Sunday, May 15, 2011

FIELD AND STREAM MAGAZINE: THE RETRO ISSUE - JUNE, 2011

FROM: http://preview.filesonic.com/img/1248511.jpg

I like it. I like it a lot. I guess that's because I AM retro myself. No, I've changed with the times. See, I do blogging and email and I'm a websurfaholic. I love the information access of the internet. It's like an encyclopedia of all things, and I love how I can skip from one subject to another without getting another volume of the Brittania down from the shelves as I had to do as a kid.

I've been a reader of the venerable Field and Stream Magazine for at least 40 years, since I was in elementary school. Soon, by junior high school, I was a subscriber to F&S and Outdoor Life, among other magazines like Downbeat! and Guns and Ammo and Scuba Diver and Dirt Bike. Later, magazines like Hot Rod! and other car magazines would dominate my late teens, but back then and even now, I still read F&S quite often. Although for many years OL was my favorite, sometime in the last decade F&S became my purchase at the grocery store, based on the articles in it.

So this month, at the local grocery, the intentional "going retro for a month" tactic employed by F&S really worked on my subconscious. I didn't think when I looked at the cover that F&S was telling me the issue was a "retro" special issue. No, when I looked at it I though how odd it was that a normal inexpensive jonboat was on the cover.

Maybe it's the fact I read so many of the magazines over and over back then, keeping them for months and often years as a reference point, going back for info recalled about fishing or hunting or boating.

I still have a favorite issue of F&S I've kept since the early 70's, with a story about a Golden Trout fishing adventure in California's High Sierras that looked very cool.
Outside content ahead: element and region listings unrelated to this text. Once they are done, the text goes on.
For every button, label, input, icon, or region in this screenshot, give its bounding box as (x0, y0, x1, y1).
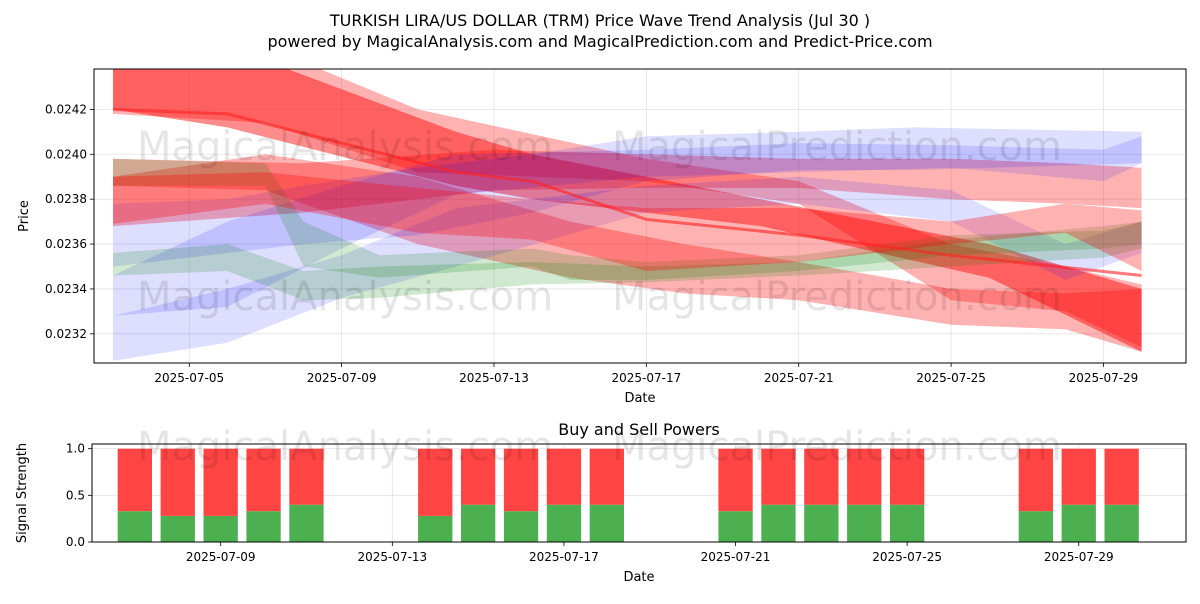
price-x-tick-label: 2025-07-29 (1069, 371, 1139, 385)
sell-bar (461, 448, 496, 505)
sell-bar (761, 448, 796, 505)
price-plot-area (112, 69, 1142, 361)
price-grid (94, 69, 1186, 363)
signal-plot-area (117, 448, 1139, 542)
chart-title: TURKISH LIRA/US DOLLAR (TRM) Price Wave … (329, 11, 870, 30)
sell-bar (890, 448, 925, 505)
watermark-text: MagicalAnalysis.com (137, 424, 553, 470)
sell-bar (503, 448, 539, 512)
signal-axes-frame (91, 443, 1187, 543)
sell-bar (804, 448, 839, 505)
buy-bar (461, 504, 496, 542)
watermark-text: MagicalPrediction.com (612, 124, 1062, 170)
buy-bar (718, 511, 753, 542)
trend-line (112, 107, 1142, 277)
price-x-tick-label: 2025-07-05 (154, 371, 224, 385)
wave-band (113, 154, 1142, 352)
watermark-text: MagicalPrediction.com (612, 274, 1062, 320)
signal-x-axis-label: Date (623, 570, 654, 585)
sell-bar (1104, 448, 1139, 505)
sell-bar (1061, 448, 1096, 505)
signal-x-tick-label: 2025-07-09 (186, 550, 256, 564)
buy-bar (418, 515, 453, 542)
price-axes-frame (93, 68, 1187, 364)
price-chart: MagicalAnalysis.com MagicalPrediction.com… (17, 68, 1187, 406)
buy-bar (160, 515, 195, 542)
price-x-axis-label: Date (624, 391, 655, 406)
sell-bar (718, 448, 753, 512)
signal-x-tick-label: 2025-07-25 (872, 550, 942, 564)
sell-bar (246, 448, 281, 512)
signal-x-tick-label: 2025-07-29 (1044, 550, 1114, 564)
wave-band (113, 149, 1142, 227)
signal-x-tick-label: 2025-07-13 (357, 550, 427, 564)
buy-bar (117, 511, 152, 542)
sell-bar (160, 448, 195, 516)
price-x-tick-label: 2025-07-25 (916, 371, 986, 385)
sell-bar (847, 448, 882, 505)
buy-bar (246, 511, 281, 542)
signal-x-tick-label: 2025-07-17 (529, 550, 599, 564)
price-x-tick-label: 2025-07-13 (459, 371, 529, 385)
buy-bar (503, 511, 539, 542)
buy-bar (761, 504, 796, 542)
wave-band (113, 136, 1142, 316)
buy-bar (1018, 511, 1053, 542)
buy-bar (203, 515, 238, 542)
price-y-tick-label: 0.0242 (45, 102, 87, 116)
signal-y-tick-label: 1.0 (66, 442, 85, 456)
buy-bar (546, 504, 582, 542)
price-x-tick-label: 2025-07-21 (764, 371, 834, 385)
buy-bar (289, 504, 324, 542)
sell-bar (203, 448, 238, 516)
sell-bar (546, 448, 582, 505)
price-y-tick-label: 0.0232 (45, 327, 87, 341)
signal-y-tick-label: 0.0 (66, 535, 85, 549)
wave-band (113, 69, 1142, 348)
sell-bar (589, 448, 624, 505)
wave-band (113, 69, 1142, 352)
sell-bar (289, 448, 324, 505)
buy-bar (847, 504, 882, 542)
watermark-text: MagicalAnalysis.com (137, 274, 553, 320)
sell-bar (117, 448, 152, 512)
buy-bar (589, 504, 624, 542)
price-y-tick-label: 0.0234 (45, 282, 87, 296)
buy-bar (804, 504, 839, 542)
price-x-tick-label: 2025-07-17 (611, 371, 681, 385)
price-y-tick-label: 0.0240 (45, 147, 87, 161)
signal-chart: Buy and Sell Powers MagicalAnalysis.com Ma… (15, 420, 1187, 585)
price-x-tick-label: 2025-07-09 (307, 371, 377, 385)
price-y-axis-label: Price (17, 200, 32, 232)
sell-bar (418, 448, 453, 516)
price-y-tick-label: 0.0236 (45, 237, 87, 251)
signal-chart-title: Buy and Sell Powers (558, 420, 720, 439)
watermark-text: MagicalAnalysis.com (137, 124, 553, 170)
chart-subtitle: powered by MagicalAnalysis.com and Magic… (267, 32, 932, 51)
buy-bar (890, 504, 925, 542)
buy-bar (1061, 504, 1096, 542)
signal-y-tick-label: 0.5 (66, 488, 85, 502)
wave-band (113, 127, 1142, 267)
buy-bar (1104, 504, 1139, 542)
wave-band (113, 158, 1142, 280)
price-y-tick-label: 0.0238 (45, 192, 87, 206)
signal-x-tick-label: 2025-07-21 (701, 550, 771, 564)
wave-band (113, 221, 1142, 301)
sell-bar (1018, 448, 1053, 512)
signal-y-axis-label: Signal Strength (15, 443, 30, 543)
watermark-text: MagicalPrediction.com (612, 424, 1062, 470)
To be fair, I've kept one OL mag as well from that era, with a story about a family vacation to the Gila National Wilderness in New Mexico. In both cases, they were great stories, better pictures and all of that allowed me to daydream about being there. And to go places like that when I grew up, which I have.

So I realize that F&S must chase their younger demographic, no doubt elusive these days like all else, but I wish they'd just return to the retro concept, say about 50% worth in each issue. Some retro covers. Some articles about retro guns and fishing gear and tactics and articles from the past, supplemented with current day updates.

I really liked the cover and the layout and the content of the Retro F&S issue. I wish they'd do it more often.  And it would have been very nice to have seen them flesh out the 1911 diagram they did with a nice long article about all the tidbits that were in the diagram.

That's one of the problems with lots of magazines dealing with popular subjects. They keep their stories and articles short because they don't think the readers have the attention span for longer material. If it's an interesting subject and it's well written, I like longer articles.

Now, about attention spans, what were you saying?